Sat, Jul 02, 2022 at 09:14:59AM +0100, Sean Young wrote:
Hi,
On Tue, Jun 28, 2022 at 09:27:26AM +0300, Marko Mäkelä wrote:
Mon, Jun 27, 2022 at 11:53:52AM +0100, Sean Young wrote:
> Hi Marko,
>
> On Sun, Jun 26, 2022 at 03:33:47PM +0300, Marko Mäkelä wrote:
> > I finally took the time to get a deeper understanding of the infrared remote
> > control subsystem. I think that I now understand the translation into
> > key-down, key-up, and key-repeat events. For the RC5 protocol, rc_repeat()
> > will not be called by ir-rc5-decoder.c but instead, ir_do_keydown() will
> > handle the repeat. For lirc_scancode_event() it will never set the
> > LIRC_SCANCODE_FLAG_REPEAT bit, even if !new_event and the protocol does
> > support the toggle bit. That might qualify as a bug.
>
> You are right, this was missed. Patches welcome.
Attached (for 5.19.0-rc3, on top of the two commits of this patch series).

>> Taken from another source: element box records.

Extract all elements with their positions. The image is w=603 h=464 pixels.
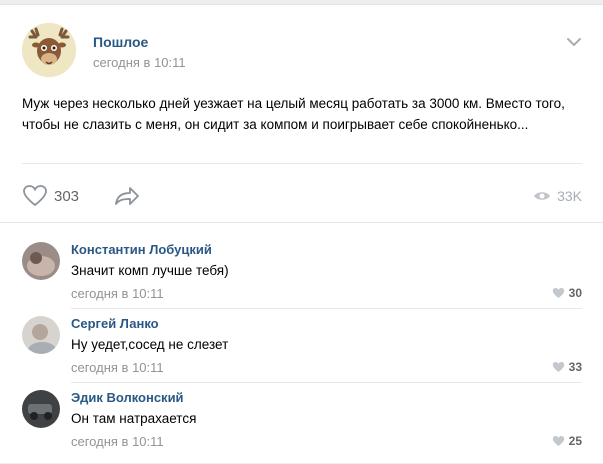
comment-time[interactable]: сегодня в 10:11	[71, 286, 164, 301]
comment-time[interactable]: сегодня в 10:11	[71, 360, 164, 375]
divider	[0, 222, 603, 223]
comment: Константин Лобуцкий Значит комп лучше те…	[22, 242, 582, 316]
moose-avatar-icon	[22, 23, 76, 77]
comment-like-count: 25	[568, 434, 582, 448]
share-icon[interactable]	[112, 184, 140, 208]
comment-text: Ну уедет,сосед не слезет	[71, 337, 229, 352]
comment: Эдик Волконский Он там натрахается сегод…	[22, 390, 582, 464]
comment-text: Значит комп лучше тебя)	[71, 263, 229, 278]
like-button[interactable]: 303	[22, 181, 79, 211]
views-counter: 33K	[533, 181, 582, 211]
comment-author[interactable]: Сергей Ланко	[71, 316, 159, 331]
community-avatar[interactable]	[22, 23, 76, 77]
post-actions: 303 33K	[22, 181, 582, 211]
comment-like-button[interactable]: 30	[552, 286, 582, 300]
avatar-photo-icon	[22, 316, 60, 354]
post-time[interactable]: сегодня в 10:11	[93, 55, 186, 70]
comment-text: Он там натрахается	[71, 411, 197, 426]
avatar[interactable]	[22, 316, 60, 354]
divider	[71, 308, 582, 309]
comment-like-button[interactable]: 25	[552, 434, 582, 448]
avatar-photo-icon	[22, 390, 60, 428]
post-author[interactable]: Пошлое	[93, 34, 148, 50]
post-card: Пошлое сегодня в 10:11 Муж через несколь…	[0, 4, 603, 463]
comment-time[interactable]: сегодня в 10:11	[71, 434, 164, 449]
comment-like-count: 33	[568, 360, 582, 374]
comment-author[interactable]: Эдик Волконский	[71, 390, 184, 405]
eye-icon	[534, 192, 551, 200]
heart-icon	[23, 185, 47, 207]
heart-icon	[552, 288, 564, 298]
divider	[22, 163, 582, 164]
views-count: 33K	[557, 188, 582, 204]
post-text: Муж через несколько дней уезжает на целы…	[22, 96, 565, 132]
avatar[interactable]	[22, 242, 60, 280]
heart-icon	[552, 362, 564, 372]
avatar[interactable]	[22, 390, 60, 428]
comment-like-count: 30	[568, 286, 582, 300]
comment-author[interactable]: Константин Лобуцкий	[71, 242, 212, 257]
divider	[71, 382, 582, 383]
heart-icon	[552, 436, 564, 446]
avatar-photo-icon	[22, 242, 60, 280]
comment: Сергей Ланко Ну уедет,сосед не слезет се…	[22, 316, 582, 390]
chevron-down-icon[interactable]	[566, 37, 582, 47]
post-header: Пошлое сегодня в 10:11	[22, 23, 582, 83]
comment-like-button[interactable]: 33	[552, 360, 582, 374]
like-count: 303	[54, 187, 80, 205]
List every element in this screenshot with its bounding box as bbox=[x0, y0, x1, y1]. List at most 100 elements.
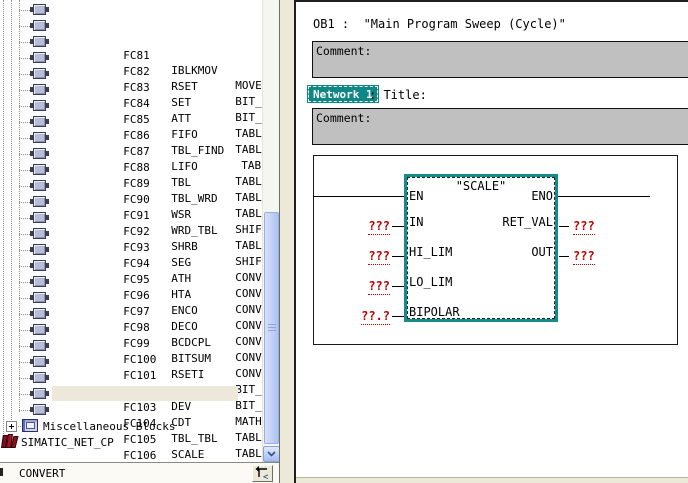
operand-bipolar[interactable]: ??.? bbox=[350, 310, 390, 322]
selection-highlight bbox=[52, 338, 238, 353]
pin-in: IN bbox=[409, 216, 423, 228]
selection-highlight bbox=[52, 258, 238, 273]
network-label[interactable]: Network 1 bbox=[308, 86, 378, 102]
selection-highlight bbox=[52, 290, 238, 305]
tree-item[interactable]: FC99 BITSUM CONVERT bbox=[0, 290, 262, 306]
expand-plus-icon[interactable] bbox=[6, 421, 17, 432]
tree-item[interactable]: FC96 ENCO CONVERT bbox=[0, 242, 262, 258]
tree-item-simatic-net-cp[interactable]: SIMATIC_NET_CP bbox=[0, 434, 262, 450]
selection-highlight bbox=[52, 130, 238, 145]
svg-text:<: < bbox=[263, 473, 269, 482]
tree-item[interactable]: FC89 TBL_WRD TABLE bbox=[0, 130, 262, 146]
function-block-icon bbox=[33, 68, 46, 79]
selection-highlight bbox=[52, 178, 238, 193]
operand-stub bbox=[559, 226, 569, 227]
function-block-icon bbox=[33, 372, 46, 383]
selection-highlight bbox=[52, 18, 238, 33]
function-block-icon bbox=[33, 340, 46, 351]
tree-vertical-scrollbar[interactable] bbox=[262, 0, 279, 462]
selection-highlight bbox=[52, 242, 238, 257]
tree-item[interactable]: FC104 TBL_TBL TABLE bbox=[0, 370, 262, 386]
tree-item[interactable]: FC105 SCALE CONVERT bbox=[0, 386, 262, 402]
operand-stub bbox=[392, 316, 404, 317]
tree-item[interactable]: FC84 ATT TABLE bbox=[0, 50, 262, 66]
block-comment-box[interactable]: Comment: bbox=[312, 41, 688, 78]
tree-item[interactable]: FC106 UNSCALE CONVERT bbox=[0, 402, 262, 418]
tree-item[interactable]: FC91 WRD_TBL TABLE bbox=[0, 162, 262, 178]
family-filter-label: CONVERT bbox=[19, 467, 65, 480]
scrollbar-grip bbox=[268, 324, 276, 332]
scale-block[interactable]: "SCALE" EN IN HI_LIM LO_LIM BIPOLAR ENO … bbox=[404, 174, 558, 322]
en-wire bbox=[313, 196, 404, 197]
selection-highlight bbox=[52, 274, 238, 289]
tree-item[interactable]: FC88 TBL TABLE bbox=[0, 114, 262, 130]
tree-item[interactable]: FC95 HTA CONVERT bbox=[0, 226, 262, 242]
block-header-title: OB1 : "Main Program Sweep (Cycle)" bbox=[313, 17, 566, 31]
pin-lo-lim: LO_LIM bbox=[409, 276, 452, 288]
operand-hi-lim[interactable]: ??? bbox=[350, 250, 390, 262]
operand-stub bbox=[392, 226, 404, 227]
function-block-icon bbox=[33, 276, 46, 287]
operand-in[interactable]: ??? bbox=[350, 220, 390, 232]
function-block-icon bbox=[33, 404, 46, 415]
selection-highlight bbox=[52, 354, 238, 369]
function-block-icon bbox=[33, 52, 46, 63]
program-editor: OB1 : "Main Program Sweep (Cycle)" Comme… bbox=[296, 0, 688, 483]
tree-item[interactable]: FC85 FIFO TABLE bbox=[0, 66, 262, 82]
tree-item[interactable]: FC83 SET BIT_LOGC bbox=[0, 34, 262, 50]
operand-ret-val[interactable]: ??? bbox=[573, 220, 613, 232]
pin-en: EN bbox=[409, 190, 423, 202]
tree-item[interactable]: FC103 CDT TABLE bbox=[0, 354, 262, 370]
function-block-icon bbox=[33, 308, 46, 319]
function-block-icon bbox=[33, 260, 46, 271]
block-tree: FC81 IBLKMOV MOVE FC82 RSET BIT_LOGC FC8… bbox=[0, 0, 262, 462]
block-folder-icon bbox=[22, 419, 38, 432]
operand-stub bbox=[392, 256, 404, 257]
panel-splitter[interactable] bbox=[280, 0, 294, 483]
comment-label: Comment: bbox=[316, 44, 371, 58]
selection-highlight bbox=[52, 2, 238, 17]
editor-top-border bbox=[296, 0, 688, 2]
tree-item[interactable]: FC92 SHRB SHIFT bbox=[0, 178, 262, 194]
tree-item[interactable]: FC98 BCDCPL CONVERT bbox=[0, 274, 262, 290]
function-block-icon bbox=[33, 84, 46, 95]
selection-highlight bbox=[52, 194, 238, 209]
library-books-icon bbox=[1, 434, 18, 448]
tree-item[interactable]: FC90 WSR SHIFT bbox=[0, 146, 262, 162]
function-block-icon bbox=[33, 148, 46, 159]
selection-highlight bbox=[52, 82, 238, 97]
selection-highlight bbox=[52, 50, 238, 65]
function-block-icon bbox=[33, 244, 46, 255]
scrollbar-thumb[interactable] bbox=[264, 212, 279, 444]
operand-lo-lim[interactable]: ??? bbox=[350, 280, 390, 292]
function-block-icon bbox=[33, 36, 46, 47]
function-block-icon bbox=[33, 116, 46, 127]
library-panel: FC81 IBLKMOV MOVE FC82 RSET BIT_LOGC FC8… bbox=[0, 0, 279, 483]
tree-item[interactable]: FC101 SETI BIT_LOGC bbox=[0, 322, 262, 338]
network-comment-box[interactable]: Comment: bbox=[312, 108, 688, 145]
selection-highlight bbox=[52, 34, 238, 49]
function-block-icon bbox=[33, 20, 46, 31]
selection-highlight bbox=[52, 402, 238, 417]
jump-arrow-icon: < bbox=[253, 466, 272, 481]
operand-stub bbox=[559, 256, 569, 257]
network-title[interactable]: : Title: bbox=[369, 88, 427, 102]
scrollbar-down-button[interactable] bbox=[263, 446, 280, 462]
block-id: FC106 bbox=[123, 449, 156, 462]
chevron-down-icon bbox=[267, 451, 276, 457]
tree-item[interactable]: FC93 SEG CONVERT bbox=[0, 194, 262, 210]
function-block-icon bbox=[33, 132, 46, 143]
tree-item[interactable]: FC97 DECO CONVERT bbox=[0, 258, 262, 274]
jump-to-block-button[interactable]: < bbox=[252, 465, 273, 482]
tree-item[interactable]: FC81 IBLKMOV MOVE bbox=[0, 2, 262, 18]
tree-item[interactable]: FC86 TBL_FIND TABLE bbox=[0, 82, 262, 98]
tree-item-miscellaneous-blocks[interactable]: Miscellaneous Blocks bbox=[0, 418, 262, 434]
tree-item[interactable]: FC87 LIFO TABLE bbox=[0, 98, 262, 114]
tree-item[interactable]: FC94 ATH CONVERT bbox=[0, 210, 262, 226]
selection-highlight bbox=[52, 322, 238, 337]
tree-item[interactable]: FC102 DEV MATH_FP bbox=[0, 338, 262, 354]
tree-item[interactable]: FC82 RSET BIT_LOGC bbox=[0, 18, 262, 34]
operand-out[interactable]: ??? bbox=[573, 250, 613, 262]
tree-item[interactable]: FC100 RSETI BIT_LOGC bbox=[0, 306, 262, 322]
selection-highlight bbox=[52, 210, 238, 225]
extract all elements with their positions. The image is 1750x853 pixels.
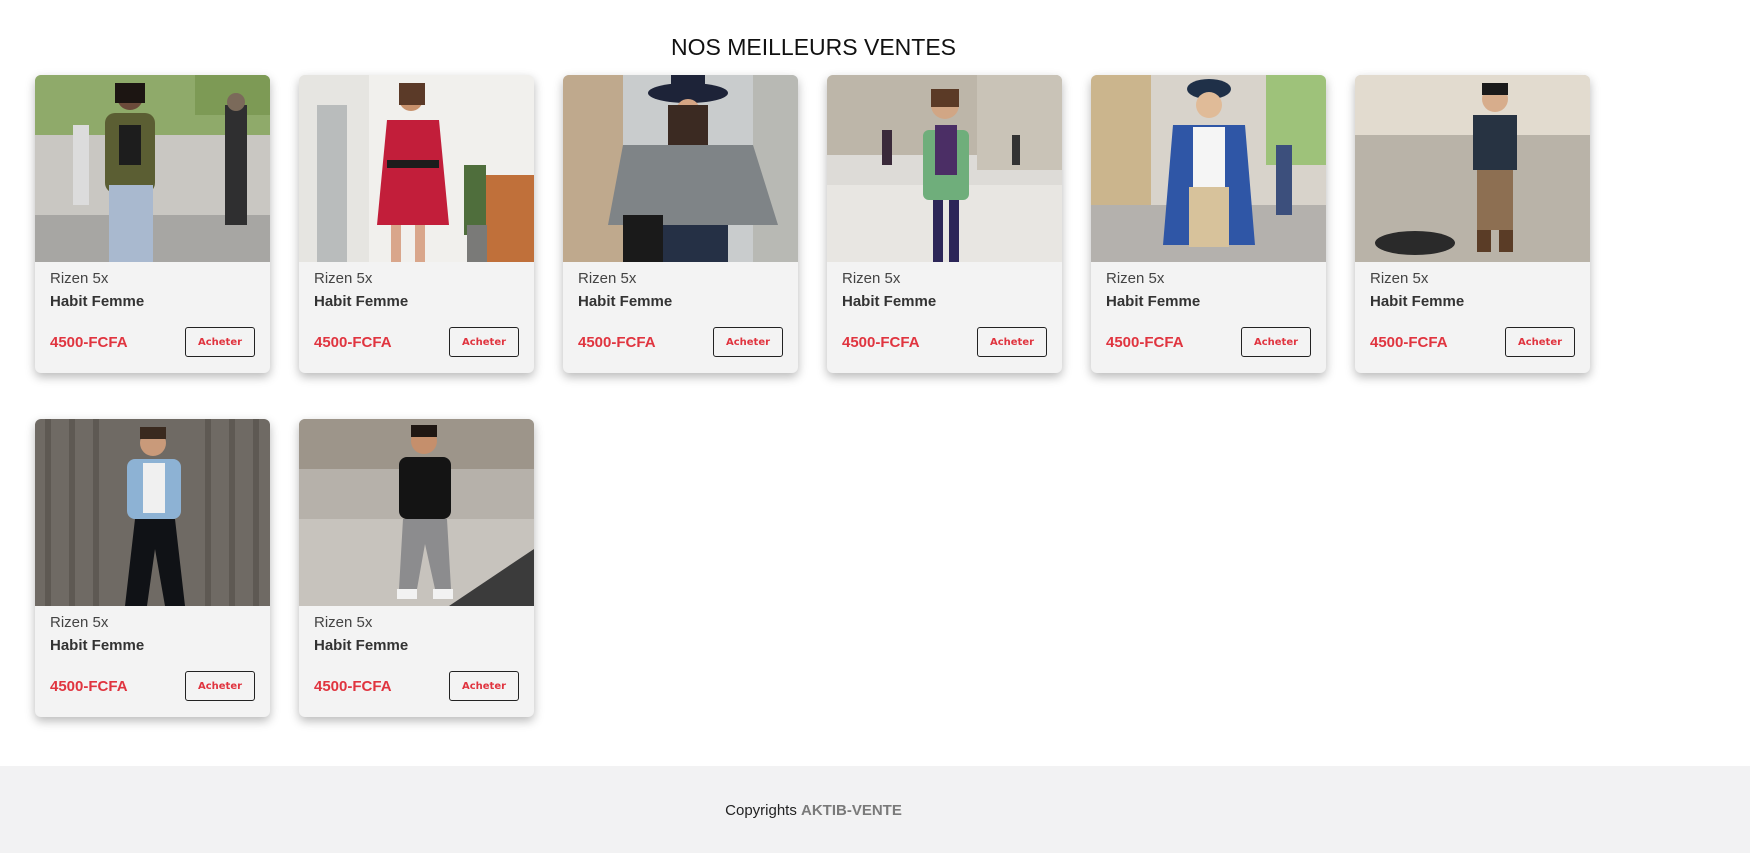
product-grid: Rizen 5x Habit Femme 4500-FCFA Acheter R… [35,75,1595,717]
product-brand: Rizen 5x [50,614,109,631]
product-card[interactable]: Rizen 5x Habit Femme 4500-FCFA Acheter [1355,75,1590,373]
card-body: Rizen 5x Habit Femme 4500-FCFA Acheter [1355,262,1590,373]
product-card[interactable]: Rizen 5x Habit Femme 4500-FCFA Acheter [299,75,534,373]
product-brand: Rizen 5x [1370,270,1429,287]
card-body: Rizen 5x Habit Femme 4500-FCFA Acheter [563,262,798,373]
product-photo[interactable] [563,75,798,262]
buy-button[interactable]: Acheter [713,327,783,357]
product-brand: Rizen 5x [1106,270,1165,287]
product-price: 4500-FCFA [50,334,128,351]
product-card[interactable]: Rizen 5x Habit Femme 4500-FCFA Acheter [1091,75,1326,373]
buy-button[interactable]: Acheter [1505,327,1575,357]
product-photo[interactable] [35,419,270,606]
product-name[interactable]: Habit Femme [1106,293,1200,310]
product-card[interactable]: Rizen 5x Habit Femme 4500-FCFA Acheter [299,419,534,717]
product-photo[interactable] [1091,75,1326,262]
product-photo[interactable] [299,419,534,606]
product-brand: Rizen 5x [50,270,109,287]
footer-brand-link[interactable]: AKTIB-VENTE [801,802,902,819]
card-body: Rizen 5x Habit Femme 4500-FCFA Acheter [1091,262,1326,373]
product-name[interactable]: Habit Femme [314,637,408,654]
product-name[interactable]: Habit Femme [842,293,936,310]
section-title: NOS MEILLEURS VENTES [670,34,957,60]
product-brand: Rizen 5x [314,270,373,287]
buy-button[interactable]: Acheter [185,327,255,357]
buy-button[interactable]: Acheter [1241,327,1311,357]
product-price: 4500-FCFA [314,678,392,695]
product-brand: Rizen 5x [842,270,901,287]
product-price: 4500-FCFA [50,678,128,695]
copyright-prefix: Copyrights [725,802,797,819]
buy-button[interactable]: Acheter [977,327,1047,357]
copyright-text: Copyrights AKTIB-VENTE [0,802,1627,819]
card-body: Rizen 5x Habit Femme 4500-FCFA Acheter [299,262,534,373]
footer: Copyrights AKTIB-VENTE [0,766,1750,853]
product-price: 4500-FCFA [1106,334,1184,351]
product-price: 4500-FCFA [314,334,392,351]
product-brand: Rizen 5x [314,614,373,631]
buy-button[interactable]: Acheter [185,671,255,701]
product-photo[interactable] [827,75,1062,262]
product-price: 4500-FCFA [842,334,920,351]
product-name[interactable]: Habit Femme [578,293,672,310]
product-name[interactable]: Habit Femme [314,293,408,310]
product-price: 4500-FCFA [1370,334,1448,351]
card-body: Rizen 5x Habit Femme 4500-FCFA Acheter [299,606,534,717]
product-name[interactable]: Habit Femme [1370,293,1464,310]
card-body: Rizen 5x Habit Femme 4500-FCFA Acheter [35,606,270,717]
product-name[interactable]: Habit Femme [50,293,144,310]
buy-button[interactable]: Acheter [449,327,519,357]
card-body: Rizen 5x Habit Femme 4500-FCFA Acheter [35,262,270,373]
product-card[interactable]: Rizen 5x Habit Femme 4500-FCFA Acheter [827,75,1062,373]
product-photo[interactable] [35,75,270,262]
product-photo[interactable] [1355,75,1590,262]
product-photo[interactable] [299,75,534,262]
product-price: 4500-FCFA [578,334,656,351]
card-body: Rizen 5x Habit Femme 4500-FCFA Acheter [827,262,1062,373]
product-card[interactable]: Rizen 5x Habit Femme 4500-FCFA Acheter [35,419,270,717]
buy-button[interactable]: Acheter [449,671,519,701]
product-card[interactable]: Rizen 5x Habit Femme 4500-FCFA Acheter [35,75,270,373]
product-brand: Rizen 5x [578,270,637,287]
product-name[interactable]: Habit Femme [50,637,144,654]
product-card[interactable]: Rizen 5x Habit Femme 4500-FCFA Acheter [563,75,798,373]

I thought that it would be the least amount of trouble to slightly change
the interpretation of the "toggle" parameter of
rc_keydown(). My intention was to use the values 1 and 2 when the toggle
flag is present. Any nonzero values would work.
I don't understand why this is needed.
For protocols that do not use a toggle bit, the last parameter of
rc_keydown() will usually be toggle=0, and explicit calls to rc_repeat()
will be issued when needed. For those protocols, I thought that we would
not want rc_keydown() to set any LIRC_SCANCODE_FLAG_REPEAT flag under
any circumstances.
A patch needs to be tested. Just rebuild the entire kernel and boot
from that.
Yes, I will do that for revising my patch.
- rc_keydown(cec->ir, RC_PROTO_RC5, RC_SCANCODE_RC5(addr, key), toggle);
+ rc_keydown(cec->ir, RC_PROTO_RC5, RC_SCANCODE_RC5(addr, key),
+ 1 + toggle);
You can't change the toggle value because you want a repeat flag. This makes
no sense.
[snip]
--- a/drivers/media/rc/rc-main.c
+++ b/drivers/media/rc/rc-main.c
@@ -782,18 +782,19 @@ static void ir_do_keydown(struct rc_dev *dev, enum rc_proto protocol,
{
bool new_event = (!dev->keypressed ||
dev->last_protocol != protocol ||
- dev->last_scancode != scancode ||
- dev->last_toggle != toggle);
+ dev->last_scancode != scancode);
+ bool repeat_event = !new_event && toggle && dev->last_toggle == toggle;
Why this change?
struct lirc_scancode sc = {
.scancode = scancode, .rc_proto = protocol,
- .flags = toggle ? LIRC_SCANCODE_FLAG_TOGGLE : 0,
+ .flags = (toggle > 1 ? LIRC_SCANCODE_FLAG_TOGGLE : 0) |
+ (repeat_event ? LIRC_SCANCODE_FLAG_REPEAT : 0),
Why not simply (!new_event ? LIRC_SCANCODE_FLAG_REPEAT : 0) and be done with it?
Drivers that invoke rc_repeat() do not want rc_keydown() to ever set
LIRC_SCANCODE_FLAG_REPEAT. The patch slightly changed the meaning of
toggle: it *must* be 0 if and only if the protocol does not implement a
toggle bit. If it does, the values must alternate between 1 and some
greater-than-1 value.
A cleaner alternative could be to retain the interface of rc_keydown()
as is, and add a new function, say, rc_keydown_or_repeat(), which would
generate key-repeat events from the toggle bit.